FEED Daily on the XFL

In a few months the XFL — the WWF/NBC football league — will kick off what Vince McMahon calls a return to “smashmouth football.” If you believe McMahon, the National Football League is populated by whimps who are scared to death to get hit.

I don’t know which channel McMahon is watching, but I see NFL plays every weekend that I’m surprised somebody isn’t outright killed. Take a bunch of men that big and that fast and put them on opposite sides of a football field and it as Rich Gannon once put it, it’s like watching a car crash.

FeedMag.Com’s Ben Godar really hits the nail on the head on this point,

There’s a reason that pro football plays don’t look as aggressively confrontational as they used to, and it’s not because the game is going soft, but just the opposite: Players today are stronger, larger, and faster than ever before.

…Fifteen years ago there were only around twenty players over three hundred pounds. Today that number is well over a hundred.

Anybody else remember when the Chicago Bear’s Refrigerator Perry was considered a freak and somewhat of a sideshow because of his size?

On the other hand, I enjoy football for precisely the same reason that Godar does, which also happens to be why McMahon despises the modern game — there is as much thinking and creativity in today’s game as there is brute force.

Complex traps, counters, and screen passes have become the mainstay of an effective running game. Winning football has become as much cerebral as physical.

Anybody with the physical size can play “smashmouth” football, but to run the sort of stunts that a defense such as Tampa Bay runs requires a great deal of skill and intelligence that many players lack.

There are a lot of good athletes in the Arena Football League, and that league emphasizes high scoring, basic football. And for the most part it’s extremely boring — almost like a caricature of real football. I suspect that the XFL will find the same problem.

Personally, since they are going to spend a lot of money on it anyway, I’d prefer McMahon and NBC to take the XFL in the direction that sports writers seem to fear most — make it into a completely fake sports opera.

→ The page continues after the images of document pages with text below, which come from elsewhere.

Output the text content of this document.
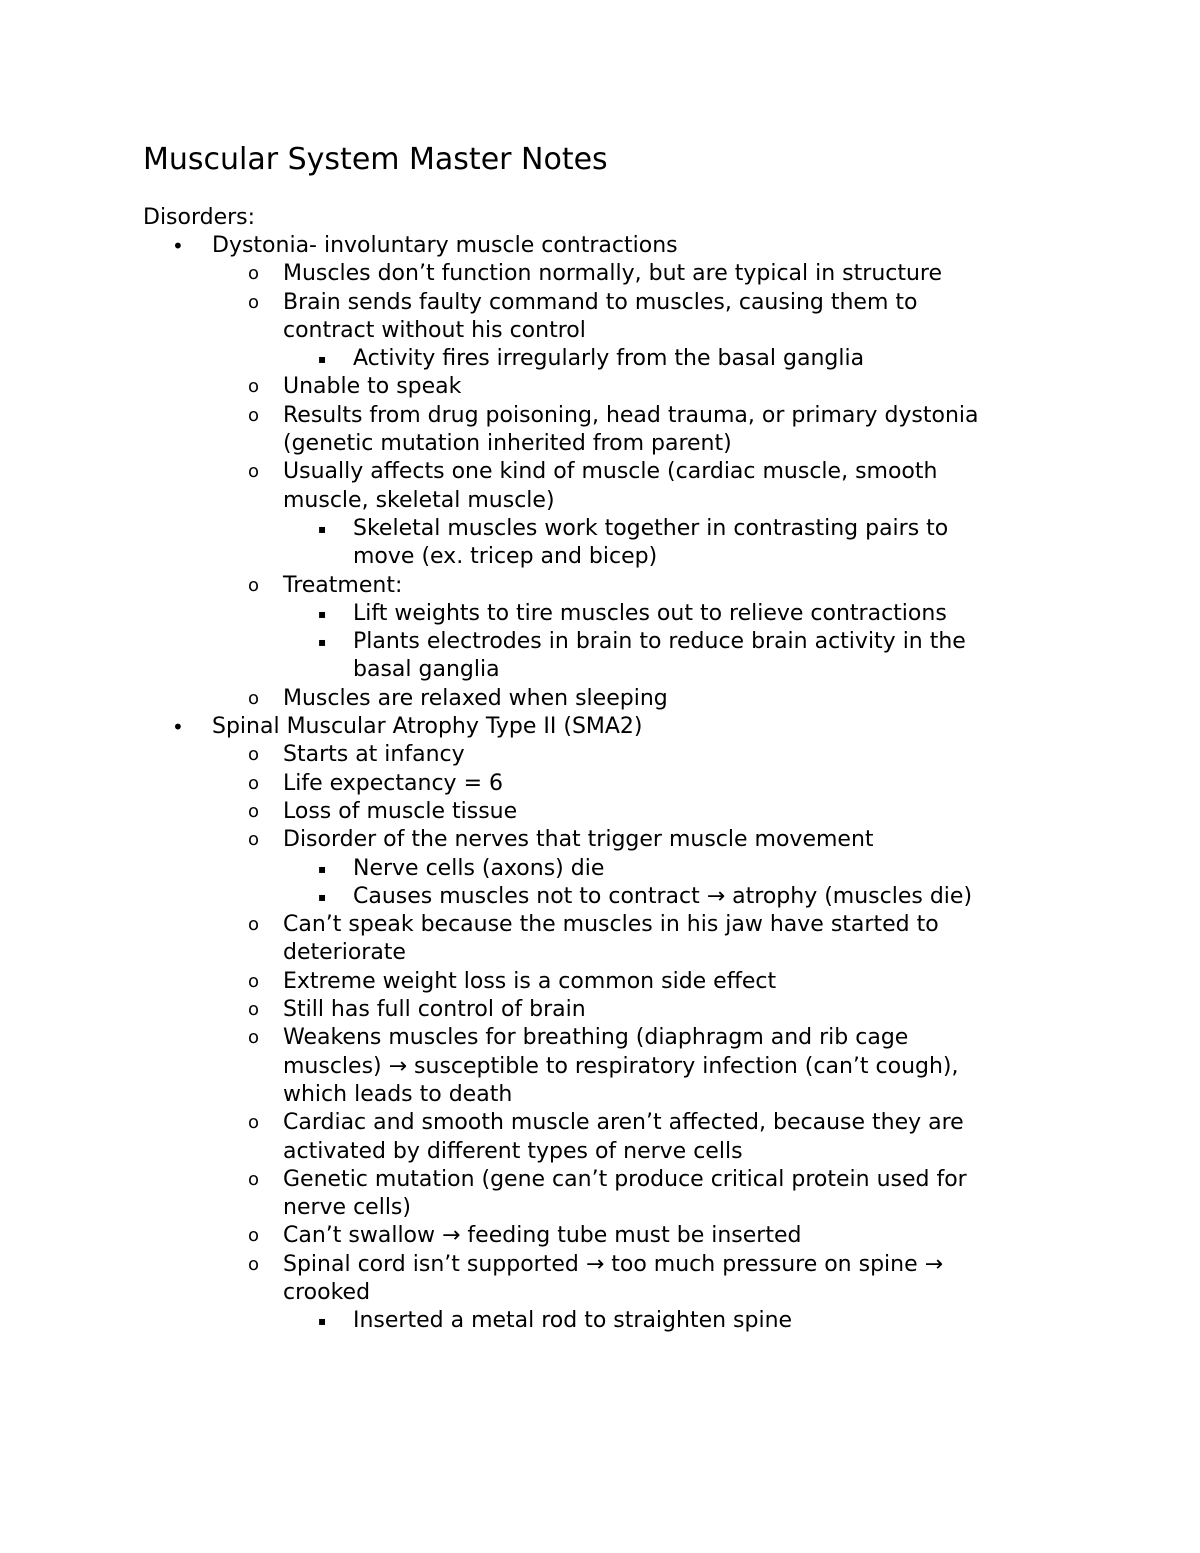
Muscular System Master Notes

Disorders:

• Dystonia- involuntary muscle contractions
o Muscles don’t function normally, but are typical in structure
o Brain sends faulty command to muscles, causing them to
contract without his control
▪ Activity fires irregularly from the basal ganglia
o Unable to speak
o Results from drug poisoning, head trauma, or primary dystonia
(genetic mutation inherited from parent)
o Usually affects one kind of muscle (cardiac muscle, smooth
muscle, skeletal muscle)
▪ Skeletal muscles work together in contrasting pairs to
move (ex. tricep and bicep)
o Treatment:
▪ Lift weights to tire muscles out to relieve contractions
▪ Plants electrodes in brain to reduce brain activity in the
basal ganglia
o Muscles are relaxed when sleeping
• Spinal Muscular Atrophy Type II (SMA2)
o Starts at infancy
o Life expectancy = 6
o Loss of muscle tissue
o Disorder of the nerves that trigger muscle movement
▪ Nerve cells (axons) die
▪ Causes muscles not to contract → atrophy (muscles die)
o Can’t speak because the muscles in his jaw have started to
deteriorate
o Extreme weight loss is a common side effect
o Still has full control of brain
o Weakens muscles for breathing (diaphragm and rib cage
muscles) → susceptible to respiratory infection (can’t cough),
which leads to death
o Cardiac and smooth muscle aren’t affected, because they are
activated by different types of nerve cells
o Genetic mutation (gene can’t produce critical protein used for
nerve cells)
o Can’t swallow → feeding tube must be inserted
o Spinal cord isn’t supported → too much pressure on spine →
crooked
▪ Inserted a metal rod to straighten spine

Better yet, abandon the whole football schtick, invent a sport that involves a lot of violence, and build a fake league around that.

An enormous part of the appeal of sports are the goings on outside the lines, and a well-managed sports soap opera might actually succeed. If forced to compete on its merits as a legitimate sporting event, however, I doubt the XFL will have what it takes.

Source:

Feed daily. Ben Godar, FeedMag.Com, November 16, 2000.